About 20 years ago, I was an emotion or affect researcher. I was interested in structural models of affect, which was a hot research topic in the 1980s (Russell, 1980; Watson & Tellegen, 1985; Diener & Iran-Nejad, 1986′ Shaver et al., 1987). In the 1990s, a consensus emerged that the structure of affect has a two-dimensional core, but a controversy remained about the basic dimensions that create the two-dimensional space. One model assumed that Positive Affect and Negative Affect are opposite ends of a single dimension (like hot and cold are opposite ends of a bipolar temperature dimension). The other model assumed that Positive Affect and Negative Affect are independent dimensions. This controversy was never resolved, probably because neither model is accurate (Schimmack & Grob, 2000).

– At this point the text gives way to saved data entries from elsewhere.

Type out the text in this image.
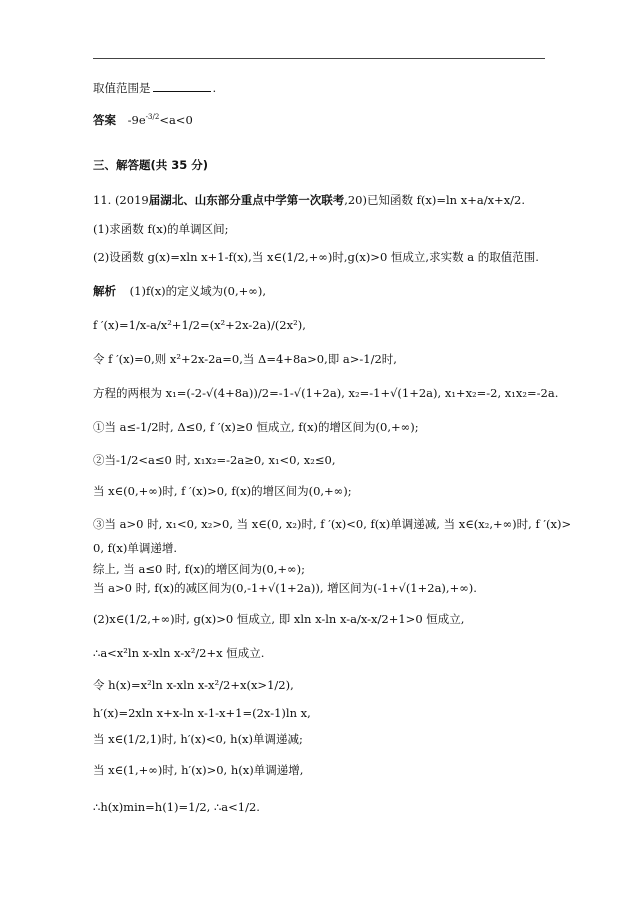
取值范围是	.
答案 $-9e^{-3/2}<a<0$
三、解答题(共 35 分)
11. (2019届湖北、山东部分重点中学第一次联考,20)已知函数 f(x)=ln x+a/x+x/2.
(1)求函数 f(x)的单调区间;
(2)设函数 g(x)=xln x+1-f(x),当 x∈(1/2,+∞)时,g(x)>0 恒成立,求实数 a 的取值范围.
解析 (1)f(x)的定义域为(0,+∞),
f ′(x)=1/x-a/x²+1/2=(x²+2x-2a)/(2x²),
令 f ′(x)=0,则 x²+2x-2a=0,当 Δ=4+8a>0,即 a>-1/2时,
方程的两根为 x₁=(-2-√(4+8a))/2=-1-√(1+2a), x₂=-1+√(1+2a), x₁+x₂=-2, x₁x₂=-2a.
①当 a≤-1/2时, Δ≤0, f ′(x)≥0 恒成立, f(x)的增区间为(0,+∞);
②当-1/2<a≤0 时, x₁x₂=-2a≥0, x₁<0, x₂≤0,
当 x∈(0,+∞)时, f ′(x)>0, f(x)的增区间为(0,+∞);
③当 a>0 时, x₁<0, x₂>0, 当 x∈(0, x₂)时, f ′(x)<0, f(x)单调递减, 当 x∈(x₂,+∞)时, f ′(x)>
0, f(x)单调递增.
综上, 当 a≤0 时, f(x)的增区间为(0,+∞);
当 a>0 时, f(x)的减区间为(0,-1+√(1+2a)), 增区间为(-1+√(1+2a),+∞).
(2)x∈(1/2,+∞)时, g(x)>0 恒成立, 即 xln x-ln x-a/x-x/2+1>0 恒成立,
∴a<x²ln x-xln x-x²/2+x 恒成立.
令 h(x)=x²ln x-xln x-x²/2+x(x>1/2),
h′(x)=2xln x+x-ln x-1-x+1=(2x-1)ln x,
当 x∈(1/2,1)时, h′(x)<0, h(x)单调递减;
当 x∈(1,+∞)时, h′(x)>0, h(x)单调递增,
∴h(x)min=h(1)=1/2, ∴a<1/2.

When Seligman was pushing positive psychology as a new discipline in psychology, I was asked to write a chapter for a Handbook of Methods in Positive Psychology. This was a strange request because it is questionable whether Positive Psychology is really a distinct discipline and there are no distinct methods to study topics under the umbrella term positive psychology. Nevertheless, I obliged and wrote a chapter about the relationship between Positive Affect and Negative Affect that questions the assumption that positive emotions are a new and previously neglected topic and the assumption that Positive Affect can be studied separately from Negative Affect. The chapter basically summarized the literature on the relationship between PA and NA up to this point, including some mini meta-analysis that shed light on moderators of the relationship between PA and NA.
As with many handbooks that are expensive and not easily available as electronic documents, the chapter had very little impact on the literature. WebofScience shows only 25 citations. As the topic is still unresolved, I thought I make the chapter available as a free text in addition to the Google Book option that is a bit harder to navigate.
Here is a PDF version of the chapter.
Key points
- The correlation between PA and NA varies as a function of items, response formats, and other method factors.
- Pleasure and displeasure are not opposite ends of a single bipolar dimension
- Pleasure and displeasure are not independent.